Sometimes its personal problems, Kakekayash explains. I was like that too in Grade 8 and part of Grade 9.

It was just because of my depression, she says, brushing her bright pink hair over her face.

She cant remember how or why things got better. But they are.

Now I want to pass high school and college. I want to get a job.

It sounds like a simple dream, but to achieve it, Kakekayash will need to overcome many hurdles that would be unheard of in other parts of the province.

The school she attends in Kitchenuhmaykoosib is falling apart. You can stick your finger in the gap between the original building, constructed in the mid 1960s, and one of the later additions.

The foundation is crumbling and the entire structure is moving, causing cracks in the walls and ceilings.

I dont know how anyone down south would look at this if they saw their schools like this.
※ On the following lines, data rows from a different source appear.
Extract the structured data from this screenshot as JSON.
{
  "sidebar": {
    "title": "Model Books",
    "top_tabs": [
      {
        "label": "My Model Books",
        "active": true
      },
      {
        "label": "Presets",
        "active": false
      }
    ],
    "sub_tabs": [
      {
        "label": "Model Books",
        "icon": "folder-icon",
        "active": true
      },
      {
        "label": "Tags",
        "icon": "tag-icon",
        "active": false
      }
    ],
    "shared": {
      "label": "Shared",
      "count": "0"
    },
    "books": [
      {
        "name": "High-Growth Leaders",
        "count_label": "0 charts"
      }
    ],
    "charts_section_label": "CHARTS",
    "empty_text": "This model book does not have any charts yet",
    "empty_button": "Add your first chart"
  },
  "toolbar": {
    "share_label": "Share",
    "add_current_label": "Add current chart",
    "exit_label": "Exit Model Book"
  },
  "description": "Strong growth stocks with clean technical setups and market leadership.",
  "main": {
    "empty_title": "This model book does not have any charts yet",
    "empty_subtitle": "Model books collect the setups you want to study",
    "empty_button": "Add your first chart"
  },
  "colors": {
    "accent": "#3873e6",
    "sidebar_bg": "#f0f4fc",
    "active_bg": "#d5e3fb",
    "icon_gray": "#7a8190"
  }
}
I bet they would close it down, says Peter Nanokeesic, the operations and maintenance manager for Kitchenuhmaykoosib Inninuwug.
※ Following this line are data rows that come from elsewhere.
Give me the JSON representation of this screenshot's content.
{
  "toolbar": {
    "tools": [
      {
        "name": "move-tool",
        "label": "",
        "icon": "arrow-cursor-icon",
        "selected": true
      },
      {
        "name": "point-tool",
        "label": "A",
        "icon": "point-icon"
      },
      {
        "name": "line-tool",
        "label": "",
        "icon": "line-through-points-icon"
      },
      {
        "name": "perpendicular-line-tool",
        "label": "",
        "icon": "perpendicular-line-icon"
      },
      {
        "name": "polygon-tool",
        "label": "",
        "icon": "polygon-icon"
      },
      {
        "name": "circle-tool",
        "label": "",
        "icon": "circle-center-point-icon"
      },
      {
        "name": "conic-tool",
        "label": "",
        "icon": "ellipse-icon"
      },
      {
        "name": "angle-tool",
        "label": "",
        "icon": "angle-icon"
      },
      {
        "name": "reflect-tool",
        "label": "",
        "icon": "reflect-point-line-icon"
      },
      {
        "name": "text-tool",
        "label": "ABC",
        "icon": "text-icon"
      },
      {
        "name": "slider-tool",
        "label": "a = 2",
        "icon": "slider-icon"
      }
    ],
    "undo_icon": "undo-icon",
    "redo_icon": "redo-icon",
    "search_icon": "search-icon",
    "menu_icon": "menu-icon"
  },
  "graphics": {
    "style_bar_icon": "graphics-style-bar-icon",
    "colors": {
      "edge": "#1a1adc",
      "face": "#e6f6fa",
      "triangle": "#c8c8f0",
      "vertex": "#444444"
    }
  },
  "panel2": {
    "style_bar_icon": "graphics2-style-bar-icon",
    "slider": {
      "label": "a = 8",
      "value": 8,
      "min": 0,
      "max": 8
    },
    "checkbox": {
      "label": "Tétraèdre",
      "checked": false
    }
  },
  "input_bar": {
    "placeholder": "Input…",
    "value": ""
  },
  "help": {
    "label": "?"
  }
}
Sometimes he loses sleep thinking about all the problems at the school that he doesnt have the money to fix.

Nanokeesic hopes the Liberals education promises will bring money to build a new school soon.

Principal Jemima Cutfeet dreams of two new schools -- one for high school students and one for the overflowing classes of elementary school kids.

Right now all 300 students in the First Nation, ranging in age from 4 to 18, walk the same halls, use the same gym and share the same small library, stocked with donated books.

Facilities are only one problem. Cutfeet says the funding gap for First Nations schools becomes especially harmful in high school when students are working towards a provincially recognized diploma.

The education authority in Kitchenuhmaykoosib estimates it receives one third less funding per student than provincial schools. Thats without considering the increased costs of everything from teachers to textbooks in the remote north.

If they want us to function as a provincial school, then they should give us that provincial funding, Cutfeet says.

Without it, Kitchenuhmaykoosib can only afford to provide limited high school classes, and only up to Grade 10.

That means, in order to pursue her dream of finishing high school, Kakekayash will need to leave home next year, when shes only 16.

Kakekayash say its scary thinking about moving hundreds of kilometres away from home, without her family.

I talk to her everyday about achieving her goal, says her mom, Karyn Paishk. Im really proud of her, but sad at the same time that shell be off to Grade 11 next fall.